Che giocatore è Roger Ibañez?

03/02/2020 di Valerio Albensi

roger ibanez roma

Si sa poco di Roger Ibañez, nonostante sia in Italia ormai da un anno. All’Atalanta, la società dalla quale proviene, ha avuto poche occasioni per mettersi in luce: qualche minuto in un Atalanta-Genoa del finale di campionato scorso e uno spezzone di Shakhtar-Atalanta di Champions League quest’anno.

Eppure tra gli addetti ai lavori questo difensore brasiliano di 21 anni (ne compirà 22 il prossimo novembre) ha sempre goduto di ottima considerazione tant’è che nonostante non abbia praticamente mai giocato a Bergamo, l’Atalanta alla fine è riuscita comunque a valorizzarlo: preso per circa quattro milioni dal Fluminense, è stato ceduto alla Roma in prestito con obbligo di riscatto a una cifra più che raddoppiata.

Siamo andati allora a cercare informazioni e soprattutto partite (intere) per vederlo all’opera. Ci hanno aiutato WyScout e le meraviglie dell’internet.

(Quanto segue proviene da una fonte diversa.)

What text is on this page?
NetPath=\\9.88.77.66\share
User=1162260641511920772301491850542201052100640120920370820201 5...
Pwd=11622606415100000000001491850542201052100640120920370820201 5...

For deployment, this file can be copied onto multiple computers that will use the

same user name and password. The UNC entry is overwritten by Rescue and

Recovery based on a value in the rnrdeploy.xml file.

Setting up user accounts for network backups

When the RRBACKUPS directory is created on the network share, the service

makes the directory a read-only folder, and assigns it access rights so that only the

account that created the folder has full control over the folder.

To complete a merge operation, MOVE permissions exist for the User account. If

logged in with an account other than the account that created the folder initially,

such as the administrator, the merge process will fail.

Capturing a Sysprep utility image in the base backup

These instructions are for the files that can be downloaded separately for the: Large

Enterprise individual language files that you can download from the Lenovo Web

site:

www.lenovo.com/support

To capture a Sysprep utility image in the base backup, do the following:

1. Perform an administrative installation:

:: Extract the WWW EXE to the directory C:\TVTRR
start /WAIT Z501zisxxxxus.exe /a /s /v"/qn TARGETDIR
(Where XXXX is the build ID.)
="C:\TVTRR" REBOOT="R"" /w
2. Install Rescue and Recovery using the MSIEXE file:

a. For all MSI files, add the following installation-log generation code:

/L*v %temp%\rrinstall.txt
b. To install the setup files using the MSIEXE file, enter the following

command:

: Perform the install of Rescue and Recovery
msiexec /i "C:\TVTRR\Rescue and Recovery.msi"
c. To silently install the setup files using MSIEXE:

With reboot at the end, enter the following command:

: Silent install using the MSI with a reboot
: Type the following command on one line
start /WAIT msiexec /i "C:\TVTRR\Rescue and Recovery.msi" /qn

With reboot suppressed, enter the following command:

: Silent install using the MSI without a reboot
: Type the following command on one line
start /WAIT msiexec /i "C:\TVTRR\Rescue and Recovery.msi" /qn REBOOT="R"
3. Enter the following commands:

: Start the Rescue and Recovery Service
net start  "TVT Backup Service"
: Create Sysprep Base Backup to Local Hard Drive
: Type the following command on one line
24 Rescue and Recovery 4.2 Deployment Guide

Dopo notti insonni e diverse caraffe di caffè siamo qui a illustrarti i risultati della nostra ricerca.
E lo abbiamo fatto solo per te, perché noi di Rudi ti vogliamo un mondo di bene.

Breve bio di Roger Ibañez

Roger Ibañez è originario di Canela, piccolo centro del sud del Brasile: suo padre è brasiliano, sua madre invece uruguaiana. Si è affermato nel Fluminense, squadra di Rio de Janeiro che non sta vivendo forse il momento migliore della propria storia, ma che resta sempre una big del calcio brasiliano.

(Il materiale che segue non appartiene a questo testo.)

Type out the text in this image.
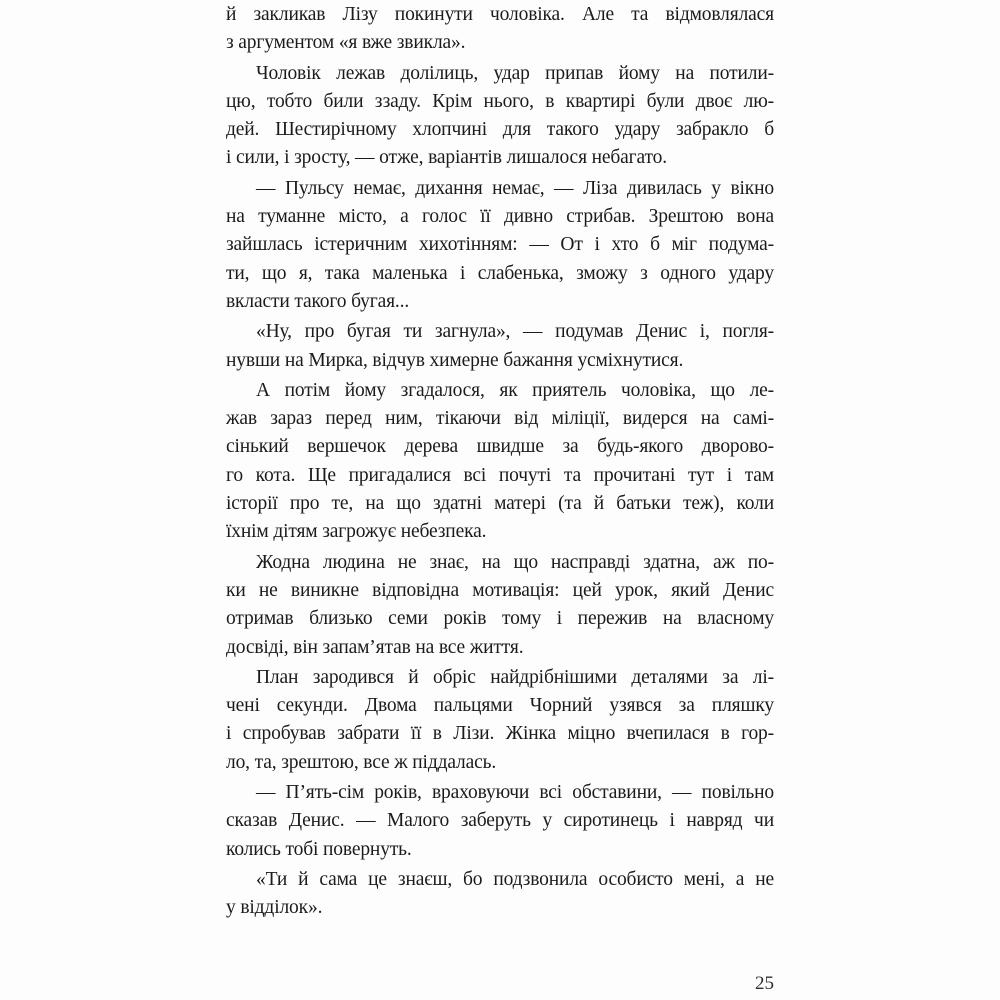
й закликав Лізу покинути чоловіка. Але та відмовлялася
з аргументом «я вже звикла».
Чоловік лежав долілиць, удар припав йому на потили-
цю, тобто били ззаду. Крім нього, в квартирі були двоє лю-
дей. Шестирічному хлопчині для такого удару забракло б
і сили, і зросту, — отже, варіантів лишалося небагато.
— Пульсу немає, дихання немає, — Ліза дивилась у вікно
на туманне місто, а голос її дивно стрибав. Зрештою вона
зайшлась істеричним хихотінням: — От і хто б міг подума-
ти, що я, така маленька і слабенька, зможу з одного удару
вкласти такого бугая...
«Ну, про бугая ти загнула», — подумав Денис і, погля-
нувши на Мирка, відчув химерне бажання усміхнутися.
А потім йому згадалося, як приятель чоловіка, що ле-
жав зараз перед ним, тікаючи від міліції, видерся на самі-
сінький вершечок дерева швидше за будь-якого дворово-
го кота. Ще пригадалися всі почуті та прочитані тут і там
історії про те, на що здатні матері (та й батьки теж), коли
їхнім дітям загрожує небезпека.
Жодна людина не знає, на що насправді здатна, аж по-
ки не виникне відповідна мотивація: цей урок, який Денис
отримав близько семи років тому і пережив на власному
досвіді, він запам’ятав на все життя.
План зародився й обріс найдрібнішими деталями за лі-
чені секунди. Двома пальцями Чорний узявся за пляшку
і спробував забрати її в Лізи. Жінка міцно вчепилася в гор-
ло, та, зрештою, все ж піддалась.
— П’ять-сім років, враховуючи всі обставини, — повільно
сказав Денис. — Малого заберуть у сиротинець і навряд чи
колись тобі повернуть.
«Ти й сама це знаєш, бо подзвонила особисто мені, а не
у відділок».
25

In questa società, nel 2018 Ibañez si è affacciato alla Serie A del suo paese e ha giocato anche in Copa Sudamericana, che corrisponde all’Europa League nel calcio europeo, arrivando fino alla semifinale persa contro l’Athletico Paranaense.

È un difensore centrale e al Fluminense ha fatto prevalentemente il “braccetto” di centro-destra nella difesa a tre, visto che di piede è destro, ma è stato impiegato anche dall’altra parte.

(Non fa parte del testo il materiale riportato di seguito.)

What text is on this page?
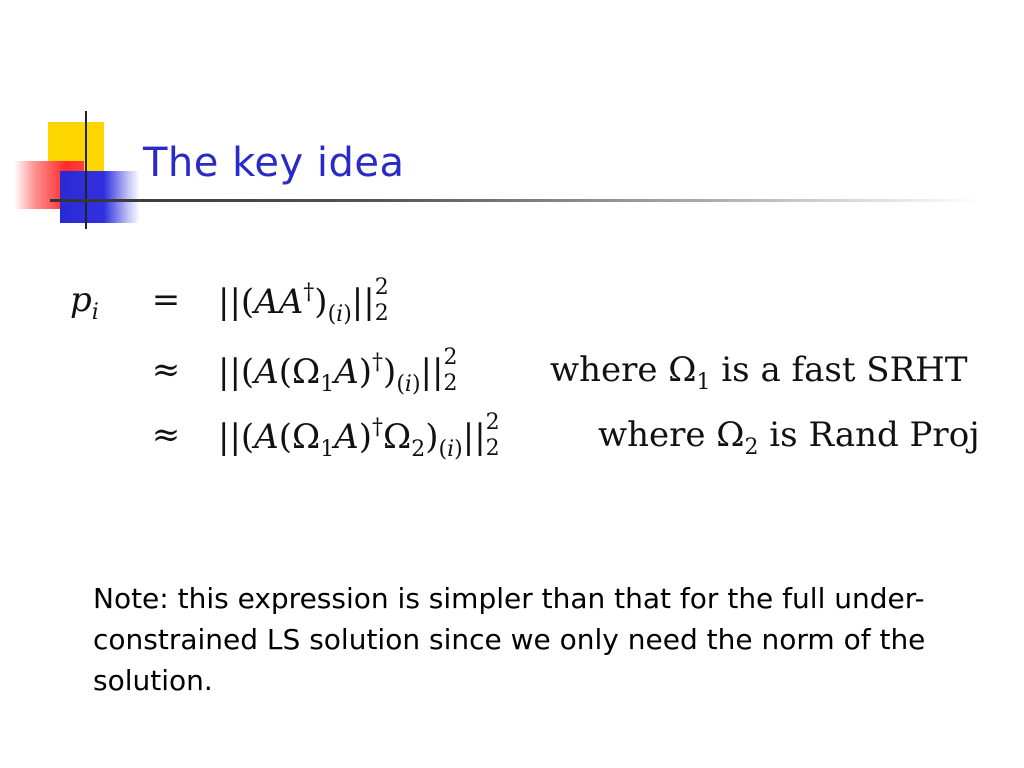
The key idea
$p_i = ||(AA^\dagger)_{(i)}||$ 2
2
≈ $||(A(\Omega_1A)^\dagger)_{(i)}||$ 2
2	where $\Omega_1$ is a fast SRHT
≈ $||(A(\Omega_1A)^\dagger\Omega_2)_{(i)}||$ 2
2	where $\Omega_2$ is Rand Proj

Note: this expression is simpler than that for the full under-constrained LS solution since we only need the norm of the solution.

Meno di frequente invece ha giocato a quattro, cosa che invece fa regolarmente nel Brasile under 23.

Le statistiche di Ibañez

Un po’ di dati su Ibañez da WyScout: abbiamo considerato solo le partite ufficiali nei club, per un totale di 3.264 minuti.
In queste gare Ibañez ha segnato un gol (in Coppa del Brasile, di testa, contro l’Avaì), ha avuto una media di 43,26 passaggi ogni 90 minuti (con una percentuale di riuscita dell’88,7% per cento) e una discreta propensione al lancio lungo (4,74 ogni 90 minuti, con il 60,5 per cento di successo).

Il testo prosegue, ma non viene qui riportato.